Prolog
Indigo yakin dirinya sudah gila. Bukan sekali waktu dia beranggapan demikian. Hanya saja, pada kesempatan lumrah ini kegilaan bersikukuh melumatnya secara utuh. Distorsi memporakporandakan benaknya seperti tornado raksasa yang mengacak-acak seantero kota.
Tidak, ini bahkan bukan keusilan benaknya seperti yang sudah-sudah. Bukan sekadar permainan, ini adalah peringatan.
Sementara kepalanya digempur vertigo dahsyat, seraya berupaya memusatkan fokus, Indigo perhatikan sekelilingnya. Penglihatan yang dia amati sekarang bahkan terlampau nyata untuk sembarangan dinamai delusi. Alih-alih distorsi minda, Indigo dapati dirinya terjebak di antara amukan tornado-tornado berarus kencang.
Langit sedang mengamuk, tetapi bukan itu saja yang membuat batin Indigo berkecamuk.
Perempuan itu lekas mendongak ke atas. Kakinya menginjak tanah, tetapi langkahnya limbung pun terhuyung selagi dia amati bentang langit yang menaunginya. Kendati tiupan angin teramat kuat, Indigo paksakan matanya menyipit supaya mampu mencermati dengan lebih saksama.
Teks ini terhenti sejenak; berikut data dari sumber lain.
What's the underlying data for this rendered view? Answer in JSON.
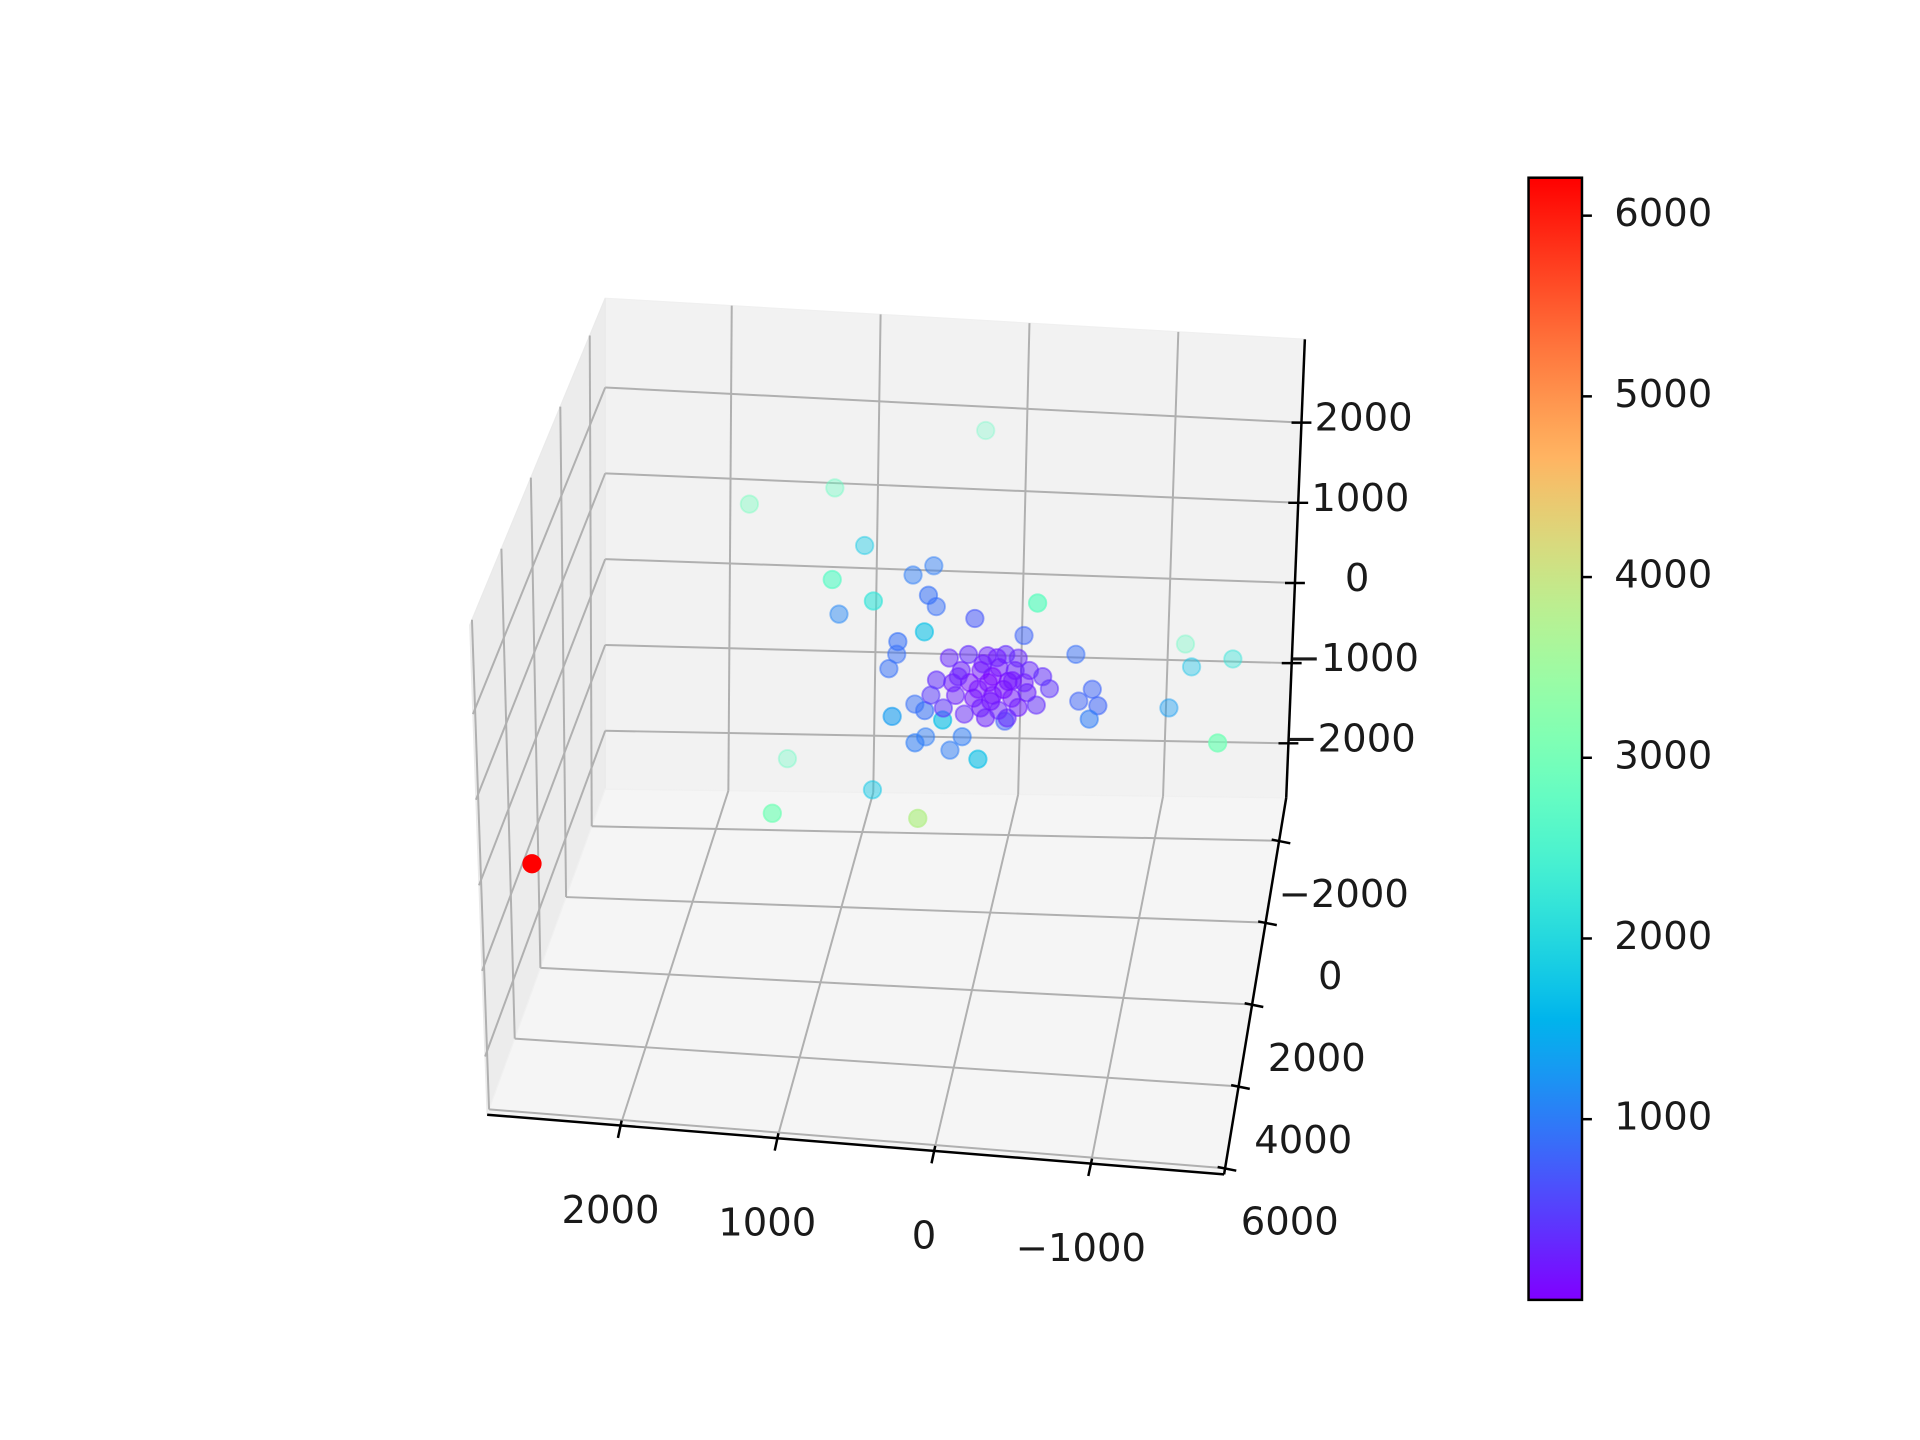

Di atas sana, sebentuk mata tunggal yang membelah cakrawala sedang terbeliak lebar. Tiada putih dari awan. Tiada biru selaku pelataran. Tiada jingga senja. Tiada kuning mentari. Hanya merah pekat pada iris netra tersebut dengan tatapan bengis yang menarget Indigo semata.
Indigo sudah lebih dari sekadar mengenali Penglihatan tersebut: Mata Azura.
Barisan rambut halus pada pinggiran Mata Azura bergerak seiring kelopak megahnya mengedip. Kerjapan sepersekian detik tersebut kontan memuntahkan air mata berikutnya. Air mata itu, begitu berlinang dari Mata Azura, terpadatkan menjadi satu tornado semi raksasa yang mendarat di hadapan Indigo. Si bayi tornado lantas menyusul kakak-kakaknya, yakni kumpulan tornado lain yang lebih besar. Bersama mereka bersekongkol menerbangkan serta menghancurkan rumah-rumah berpenghuni hampa. Kian limbung, Indigo tidak punya pilihan selain mematung di tempatnya berdiri. Bukannya dia terlalu takut untuk bergerak, tetapi pesona mata tersebut—lagi-lagi—menambatnya seperti palu yang menghantam paku pada tembok batu di dalam jeruji.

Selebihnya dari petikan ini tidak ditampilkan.